Synchronous Systolic Subcellular Ca2+-Elevations Underlie Ventricular Arrhythmia in Drug-Induced Long QT Type 2
2015
Background— Repolarization delay is a common clinical problem, which can promote ventricular arrhythmias. In myocytes, abnormal sarcoplasmic reticulum Ca2+-release is proposed as the mechanism that causes early afterdepolarizations, the cellular equivalent of ectopic-activity in drug-induced long-QT syndrome. A crucial missing link is how such a stochastic process can overcome the source–sink mismatch to depolarize sufficient ventricular tissue to initiate arrhythmias.

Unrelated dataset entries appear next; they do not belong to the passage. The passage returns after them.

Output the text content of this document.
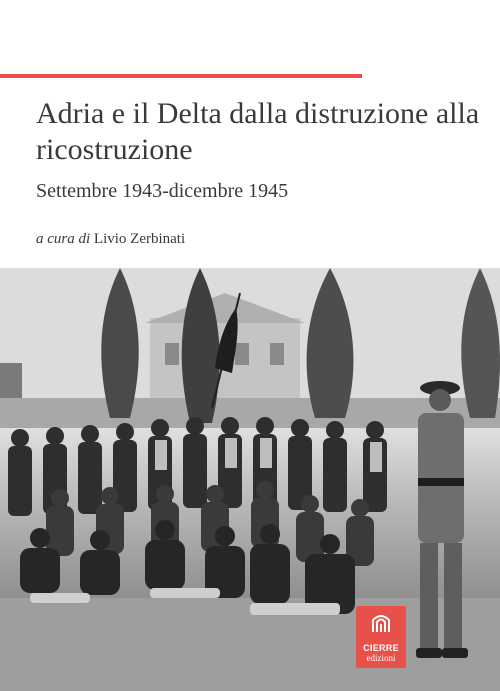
Adria e il Delta dalla distruzione alla ricostruzione
Settembre 1943-dicembre 1945
a cura di Livio Zerbinati
CIERRE
edizioni
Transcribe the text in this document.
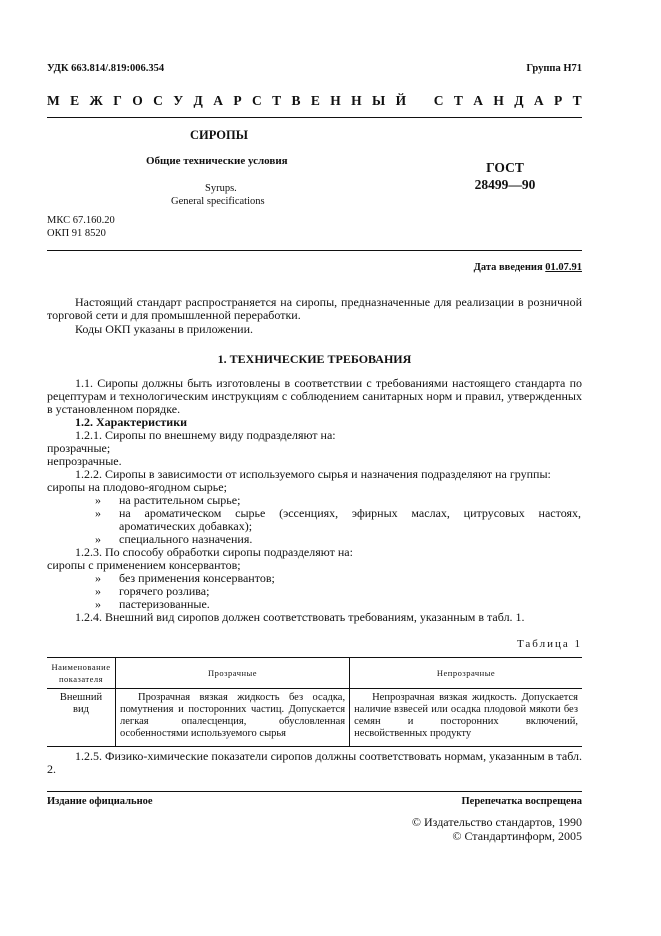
УДК 663.814/.819:006.354	Группа Н71
М Е Ж Г О С У Д А Р С Т В Е Н Н Ы Й
С Т А Н Д А Р Т
СИРОПЫ
Общие технические условия
Syrups.
General specifications
ГОСТ
28499—90
МКС 67.160.20
ОКП 91 8520
Дата введения 01.07.91
Настоящий стандарт распространяется на сиропы, предназначенные для реализации в розничной торговой сети и для промышленной переработки.
Коды ОКП указаны в приложении.
1. ТЕХНИЧЕСКИЕ ТРЕБОВАНИЯ
1.1. Сиропы должны быть изготовлены в соответствии с требованиями настоящего стандарта по рецептурам и технологическим инструкциям с соблюдением санитарных норм и правил, утвержденных в установленном порядке.
1.2. Характеристики
1.2.1. Сиропы по внешнему виду подразделяют на:
прозрачные;
непрозрачные.
1.2.2. Сиропы в зависимости от используемого сырья и назначения подразделяют на группы:
сиропы на плодово-ягодном сырье;
» на растительном сырье;
» на ароматическом сырье (эссенциях, эфирных маслах, цитрусовых настоях, ароматических добавках);
» специального назначения.
1.2.3. По способу обработки сиропы подразделяют на:
сиропы с применением консервантов;
» без применения консервантов;
» горячего розлива;
» пастеризованные.
1.2.4. Внешний вид сиропов должен соответствовать требованиям, указанным в табл. 1.
Таблица 1
Наименование показателя	Прозрачные	Непрозрачные
Внешний вид	Прозрачная вязкая жидкость без осадка, помутнения и посторонних частиц. Допускается легкая опалесценция, обусловленная особенностями используемого сырья	Непрозрачная вязкая жидкость. Допускается наличие взвесей или осадка плодовой мякоти без семян и посторонних включений, несвойственных продукту
1.2.5. Физико-химические показатели сиропов должны соответствовать нормам, указанным в табл. 2.
Издание официальное	Перепечатка воспрещена
© Издательство стандартов, 1990
© Стандартинформ, 2005
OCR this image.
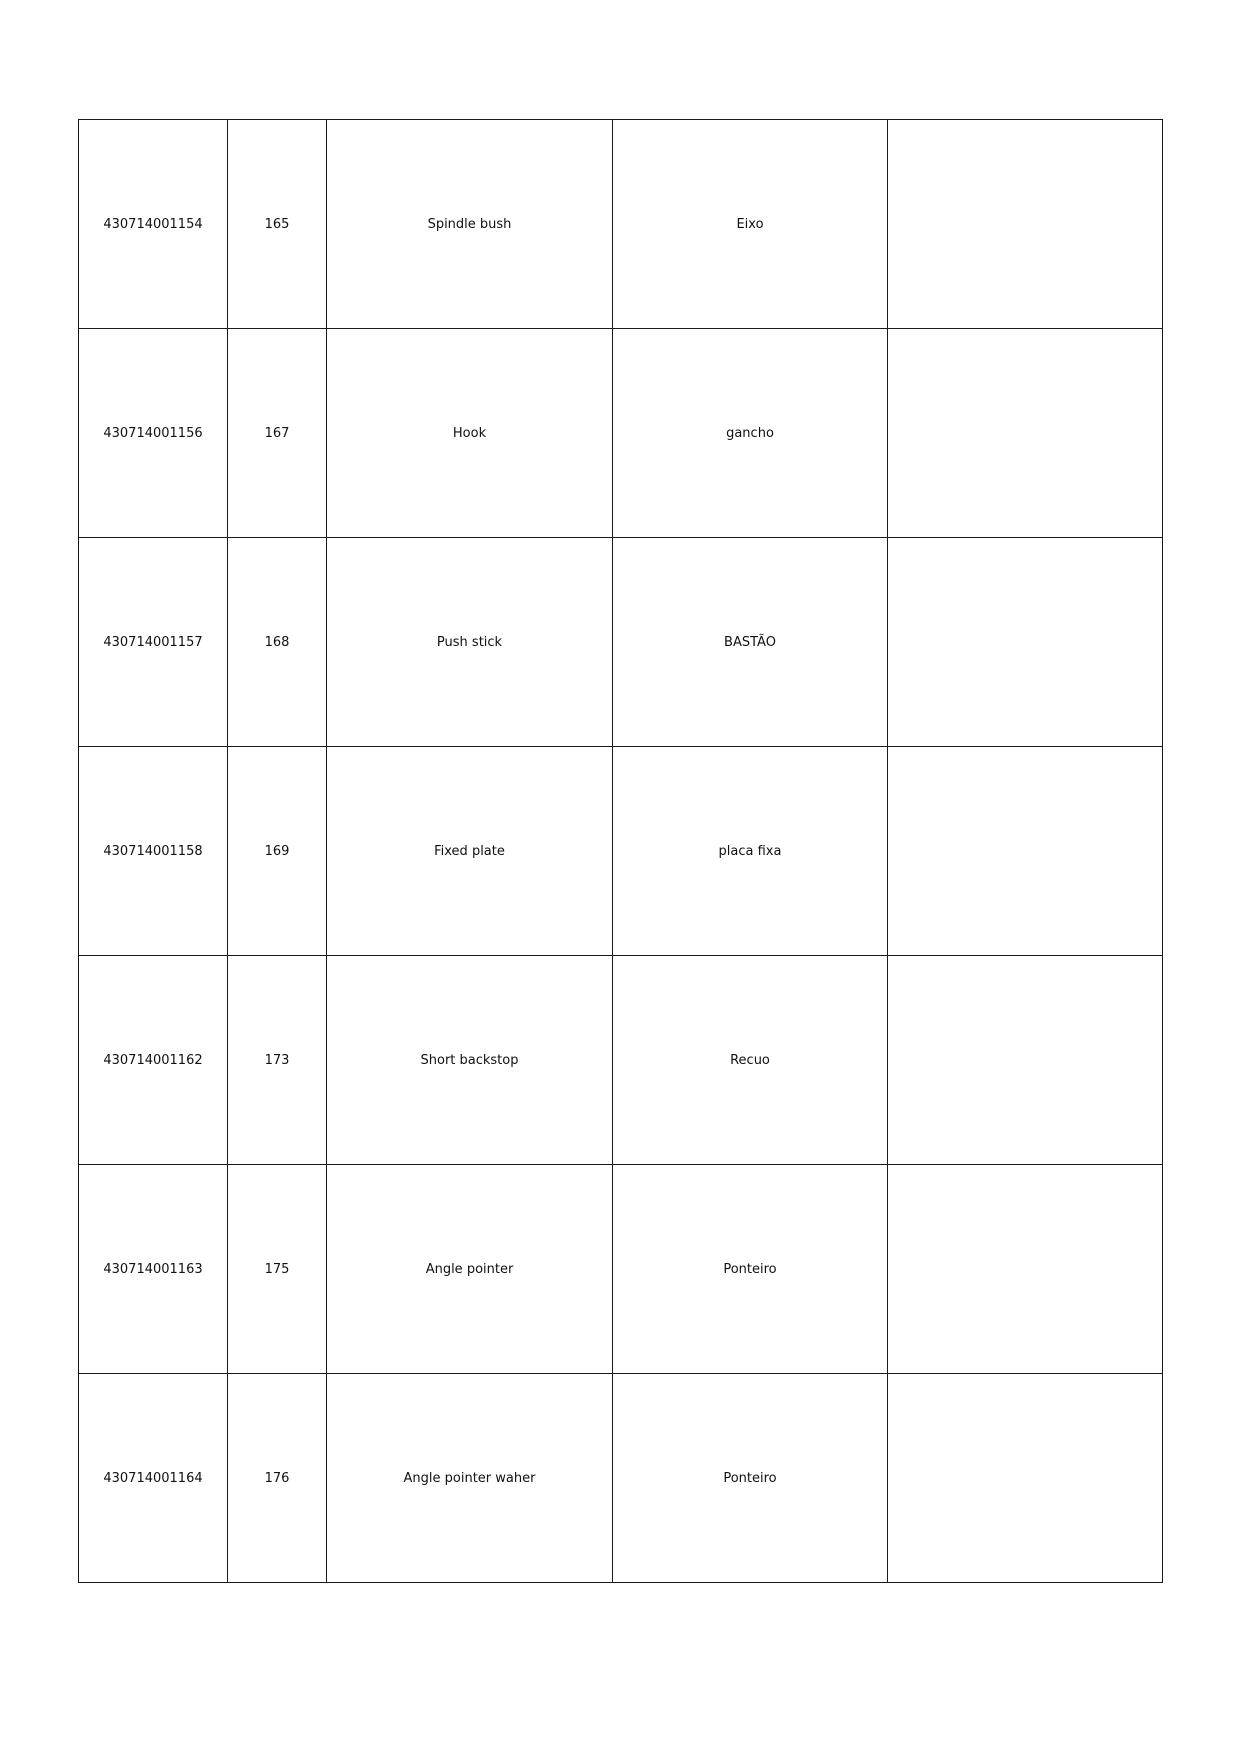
430714001154	165	Spindle bush	Eixo	
430714001156	167	Hook	gancho	
430714001157	168	Push stick	BASTÃO	
430714001158	169	Fixed plate	placa fixa	
430714001162	173	Short backstop	Recuo	
430714001163	175	Angle pointer	Ponteiro	
430714001164	176	Angle pointer waher	Ponteiro	
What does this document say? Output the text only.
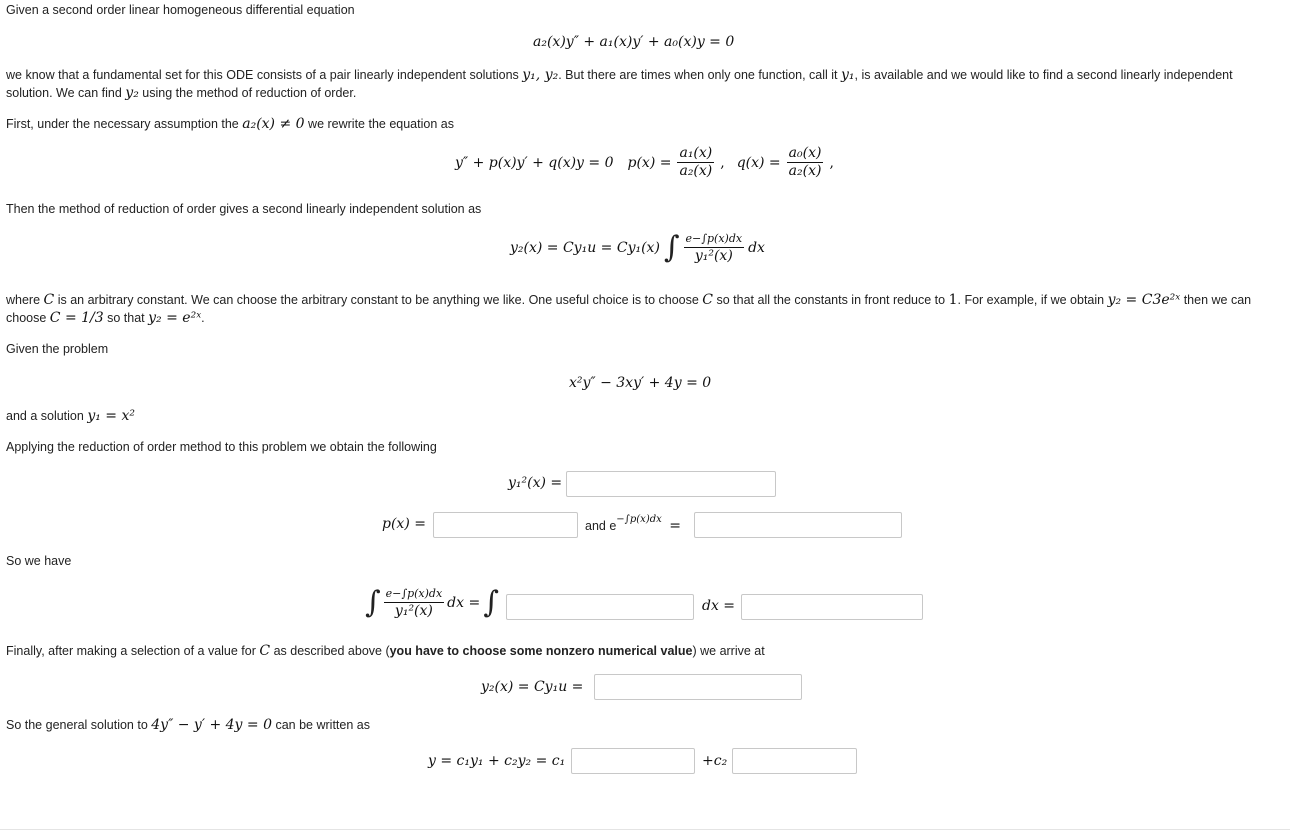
Given a second order linear homogeneous differential equation
a₂(x)y″ + a₁(x)y′ + a₀(x)y = 0
we know that a fundamental set for this ODE consists of a pair linearly independent solutions y₁, y₂. But there are times when only one function, call it y₁, is available and we would like to find a second linearly independent solution. We can find y₂ using the method of reduction of order.
First, under the necessary assumption the a₂(x) ≠ 0 we rewrite the equation as
y″ + p(x)y′ + q(x)y = 0 $p(x) = \frac{\text{a₁(x)}}{\text{a₂(x)}}$ , $q(x) = \frac{\text{a₀(x)}}{\text{a₂(x)}}$ ,
Then the method of reduction of order gives a second linearly independent solution as
y₂(x) = Cy₁u = Cy₁(x) ∫ $\frac{e-\int p(x)dx}{\text{y₁²(x)}}$ dx
where C is an arbitrary constant. We can choose the arbitrary constant to be anything we like. One useful choice is to choose C so that all the constants in front reduce to 1. For example, if we obtain y₂ = C3e²ˣ then we can choose C = 1/3 so that y₂ = e²ˣ.
Given the problem
x²y″ − 3xy′ + 4y = 0
and a solution y₁ = x²
Applying the reduction of order method to this problem we obtain the following
y₁²(x) =
p(x) =	and $e^{-\int p(x)dx}$ =
So we have
∫ $\frac{e-\int p(x)dx}{\text{y₁²(x)}}$ dx = ∫	dx =
Finally, after making a selection of a value for C as described above (you have to choose some nonzero numerical value) we arrive at
y₂(x) = Cy₁u =
So the general solution to 4y″ − y′ + 4y = 0 can be written as
y = c₁y₁ + c₂y₂ = c₁	+c₂
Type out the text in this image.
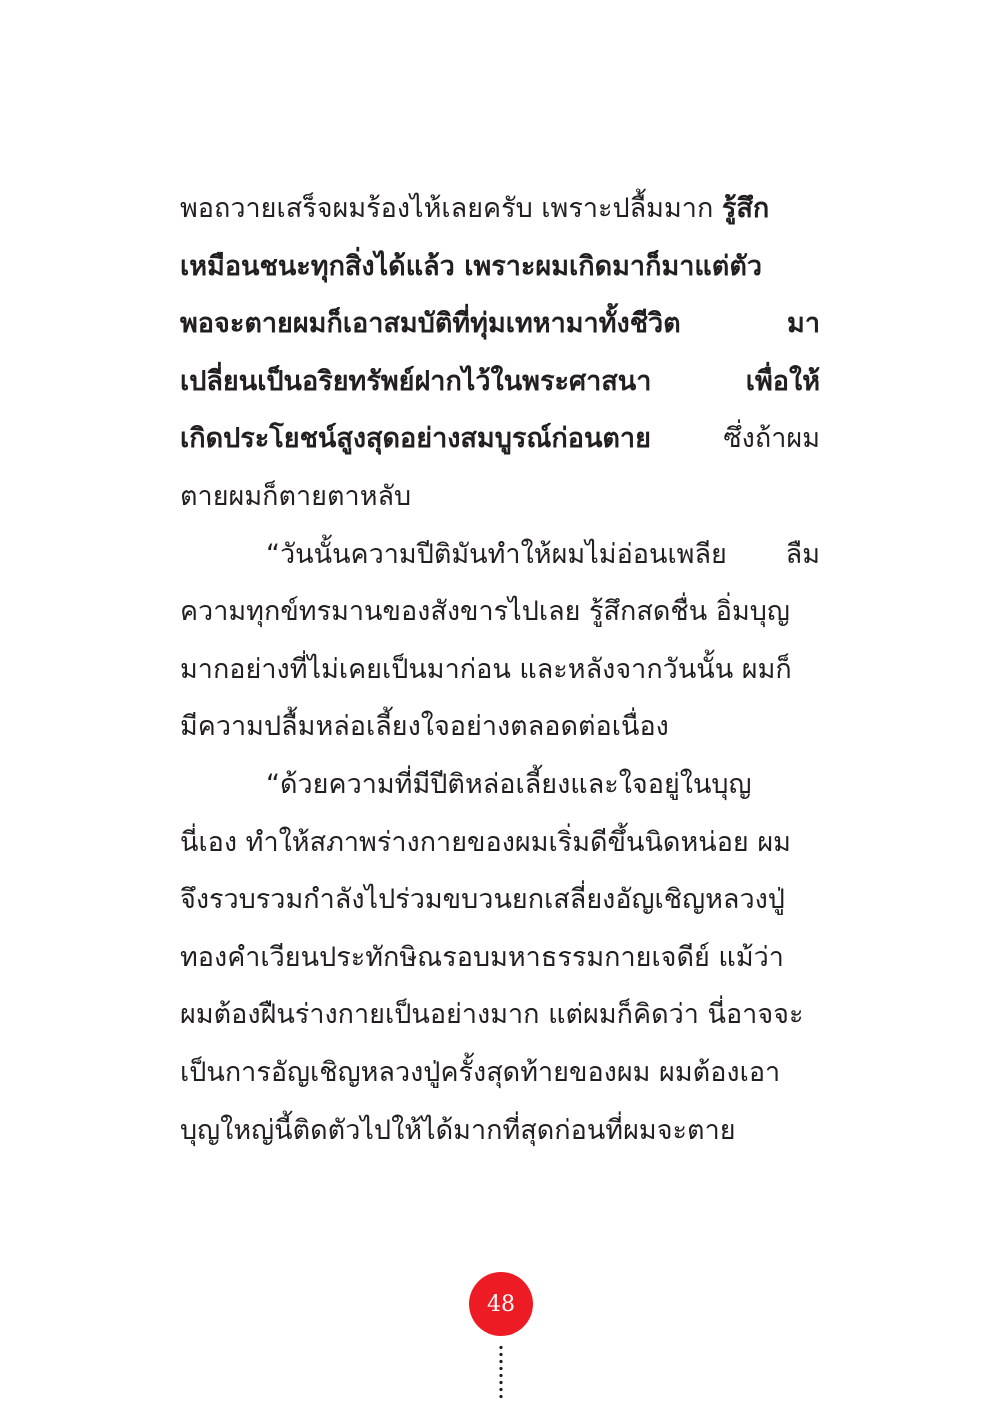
พอถวายเสร็จผมร้องไห้เลยครับ เพราะปลื้มมาก รู้สึก
เหมือนชนะทุกสิ่งได้แล้ว เพราะผมเกิดมาก็มาแต่ตัว
พอจะตายผมก็เอาสมบัติที่ทุ่มเทหามาทั้งชีวิต	มา
เปลี่ยนเป็นอริยทรัพย์ฝากไว้ในพระศาสนา	เพื่อให้
เกิดประโยชน์สูงสุดอย่างสมบูรณ์ก่อนตาย	ซึ่งถ้าผม
ตายผมก็ตายตาหลับ
“วันนั้นความปีติมันทำให้ผมไม่อ่อนเพลีย ลืม
ความทุกข์ทรมานของสังขารไปเลย รู้สึกสดชื่น อิ่มบุญ
มากอย่างที่ไม่เคยเป็นมาก่อน และหลังจากวันนั้น ผมก็
มีความปลื้มหล่อเลี้ยงใจอย่างตลอดต่อเนื่อง
“ด้วยความที่มีปีติหล่อเลี้ยงและใจอยู่ในบุญ
นี่เอง ทำให้สภาพร่างกายของผมเริ่มดีขึ้นนิดหน่อย ผม
จึงรวบรวมกำลังไปร่วมขบวนยกเสลี่ยงอัญเชิญหลวงปู่
ทองคำเวียนประทักษิณรอบมหาธรรมกายเจดีย์ แม้ว่า
ผมต้องฝืนร่างกายเป็นอย่างมาก แต่ผมก็คิดว่า นี่อาจจะ
เป็นการอัญเชิญหลวงปู่ครั้งสุดท้ายของผม ผมต้องเอา
บุญใหญ่นี้ติดตัวไปให้ได้มากที่สุดก่อนที่ผมจะตาย
48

Methods and Results— Optical maps of action potentials and Ca2+-transients from Langendorff rabbit hearts were measured at low (150×150 μm2/pixel) and high (1.5×1.5 μm2/pixel) resolution before and during arrhythmias. Drug-induced long QT type 2, elicited with dofetilide inhibition of IKr (the rapid component of rectifying K+ current), produced spontaneous Ca2+-elevations during diastole and systole, before the onset of arrhythmias. Diastolic Ca2+-waves appeared randomly, propagated within individual myocytes, were out-of-phase with adjacent myocytes, and often died-out. Systolic secondary Ca2+-elevations were synchronous within individual myocytes, appeared 188±30 ms after the action potential-upstroke, occurred during high cytosolic Ca2+ (40%–60% of peak-Ca2+-transients), appeared first in small islands (0.5×0.5 mm2) that enlarged and spread throughout the epicardium. Synchronous systolic Ca2+-elevations preceded voltage-depolarizations (9.2±5 ms; n=5) and produced pronounced Spatial Heterogeneities of Ca2+-transient-durations and action potential-durations. Early afterdepolarizations originating from sites with the steepest gradients of membrane-potential propagated and initiated arrhythmias. Interestingly, more complex subcellular Ca2+-dynamics (multiple chaotic Ca2+-waves) occurred during arrhythmias. K201, a ryanodine receptor stabilizer, eliminated Ca2+-elevations and arrhythmias.
Conclusions— The results indicate that systolic and diastolic Ca2+-elevations emanate from sarcoplasmic reticulum Ca2+-release and systolic Ca2+-elevations are synchronous because of high cytosolic and luminal-sarcoplasmic reticulum Ca2+, which overcomes source–sink mismatch to trigger arrhythmias in intact hearts.